Excelente actuación de Daniel Luque en una tarde en la que Adrien Salenc tampoco defraudó

MANUEL HARINAAZPEITIA.

Mientras recogía el capote y la montera, preparándose para la salida del cuarto toro, Daniel Luque comentó en el callejón: «Este va a ser el toro». ¿Una premonición? Quién sabe... lo que sí pudimos saborear todos los que estábamos en la plaza de toros de Azpeitia es la enorme lección de toreo que nos proporcionó el maestro de Gerena. La madurez que alcanzan este tipo de toreros después de unos años de alternativa, después de esa especie de 'borrachera de triunfalismo que les rodea los primeros años, después de ese ostracismo fruto de algunas malas tardes, es algo que se repite en muchos toreros. Daniel Luque es uno de ellos. En el primer toro, estuvo profesional, con seguridad, toreando por ambos pitones con torería pero sabiendo muy bien cómo era el animal al que se enfrentaba: un toro parado, desconfiado y que no se entregaba. Con el cuarto todo fue diferente. Las series en redondo tuvieron una suavidad exquisita; incluso en una de ellas fue encadenando los pases de tal manera que parecía un circular en cámara lenta. Dominando totalmente los terrenos, le daba la distancia precisa en cada serie. Viéndole torear a este toro, parece que el toreo no debiera tener ninguna dificultad. Cuando se echó la muleta a la izquierda, los pases naturales fueron templados, pausados, de una enorme plasticidad. Para finalizar su faena, una serie de 'luquecinas', primero aisladas, para luego irlas encadenando hasta rematarlas con un adorno muy torero. Estocada levemente desprendida, dos orejas y salida a hombros.

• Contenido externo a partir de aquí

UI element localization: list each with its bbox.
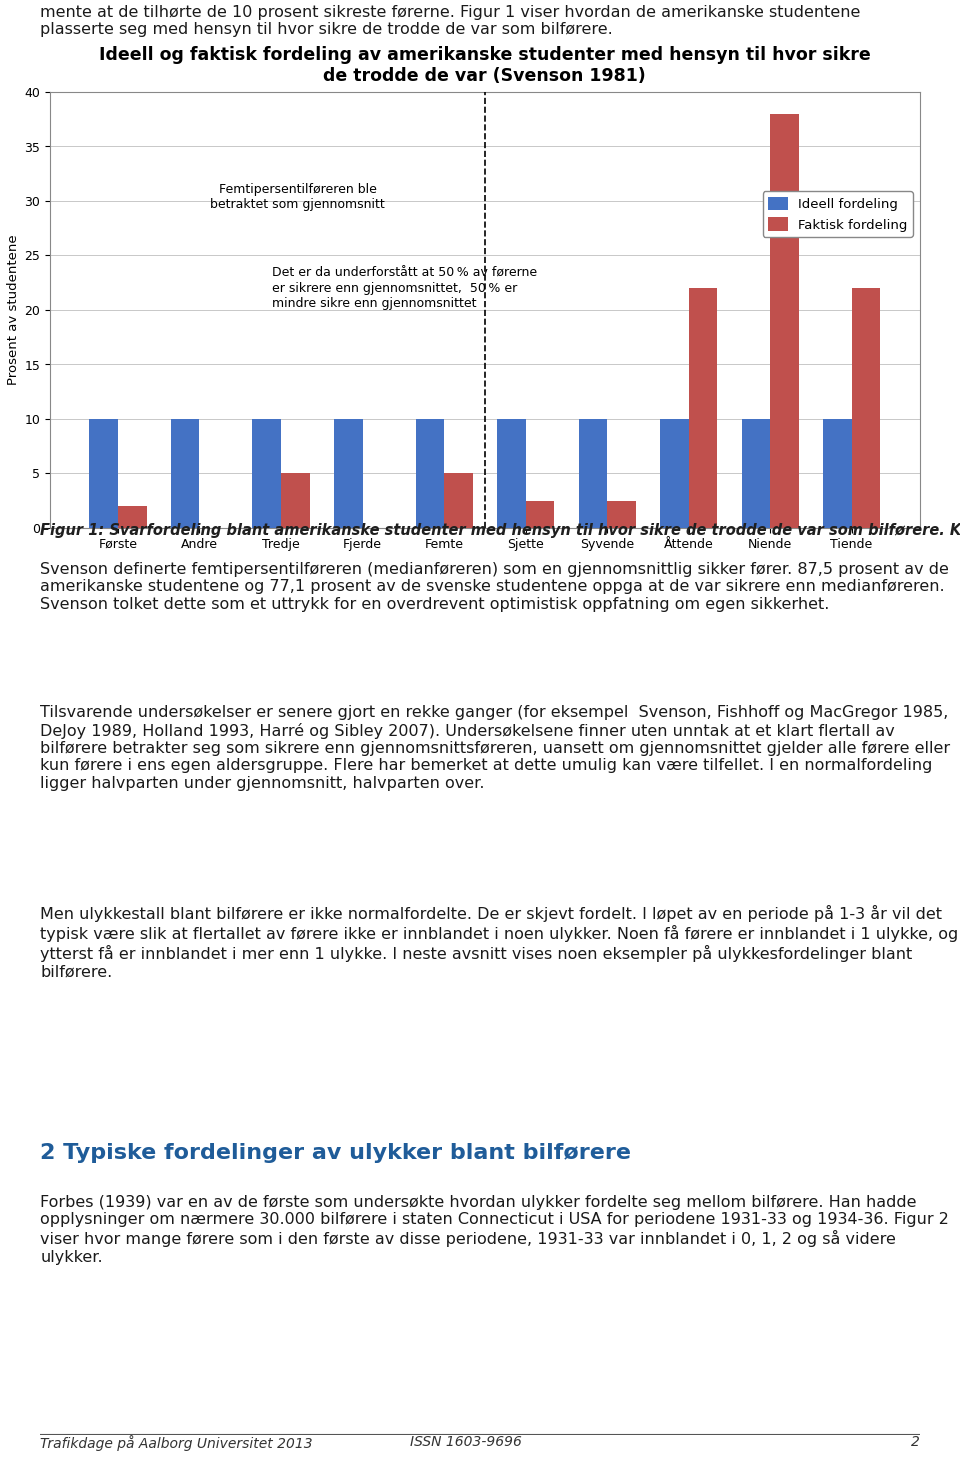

Qué torero, con seguridad y aplomo estuvo Adrien Salenc. No hay que olvidar que era su tercera corrida como matador de toros. La primera gran ovación de la tarde se la ganó merecidamente al lancear de salida al tercero de la tarde. En este toro demostró poseer incluso recursos de matador experimentado para salir de alguna situación comprometida. Toreó suave y templado por ambos pitones. Una pena de pinchazo. En el sexto, un toro con un poco más de picante, Al natural toreó con pausa, sacando los pases de uno en uno, gustándose. Mató bien y curiosamente solo hubo una leve petición. Todo se quedó en una vuelta al ruedo.

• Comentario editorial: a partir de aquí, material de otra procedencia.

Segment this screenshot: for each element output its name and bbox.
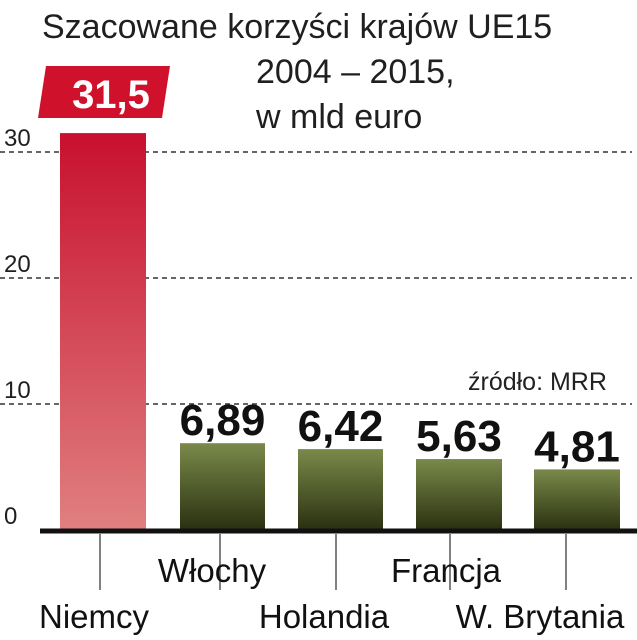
gridlines <box>0 151 632 405</box>
y-tick-label-10: 10 <box>4 377 31 404</box>
value-label-Niemcy: 31,5 <box>72 73 150 117</box>
bar-Holandia <box>298 449 383 530</box>
axes <box>40 528 637 590</box>
value-badge-Niemcy <box>38 66 170 118</box>
bars <box>60 133 620 530</box>
category-label-Francja: Francja <box>391 552 502 589</box>
category-label-Holandia: Holandia <box>259 598 390 635</box>
bar-Niemcy <box>60 133 146 530</box>
bar-Włochy <box>180 443 265 530</box>
value-label-Włochy: 6,89 <box>180 396 266 445</box>
value-label-Holandia: 6,42 <box>298 402 384 451</box>
source-note: źródło: MRR <box>468 368 607 396</box>
y-tick-label-20: 20 <box>4 251 31 278</box>
value-label-W. Brytania: 4,81 <box>534 422 620 471</box>
chart-title-line-1: Szacowane korzyści krajów UE15 <box>42 8 552 46</box>
y-tick-label-0: 0 <box>4 503 17 530</box>
y-tick-label-30: 30 <box>4 125 31 152</box>
category-label-Niemcy: Niemcy <box>39 598 150 635</box>
chart-title-line-2: 2004 – 2015, <box>256 53 455 91</box>
bar-W. Brytania <box>534 469 620 530</box>
chart-title-line-3: w mld euro <box>255 98 422 136</box>
category-label-Włochy: Włochy <box>158 552 267 589</box>
category-label-W. Brytania: W. Brytania <box>456 598 625 635</box>
bar-Francja <box>416 459 502 530</box>
value-label-Francja: 5,63 <box>416 412 502 461</box>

No tuvo su tarde el torero quizás más esperado de la terna. David de Miranda sorteó un primer toro de Ana Romero, parado, difícil, que no se entregó en ningún momento. Tampoco lo hizo el sobrero de Salvador Gavira, difícil y muy complicado.

Los cinco toros de Ana Romero, uno devuelto por cojo, no fueron fáciles,sobre todo los tres primeros, parados y complicados en la muleta. Buen toro y noble el cuarto y aceptable el sexto.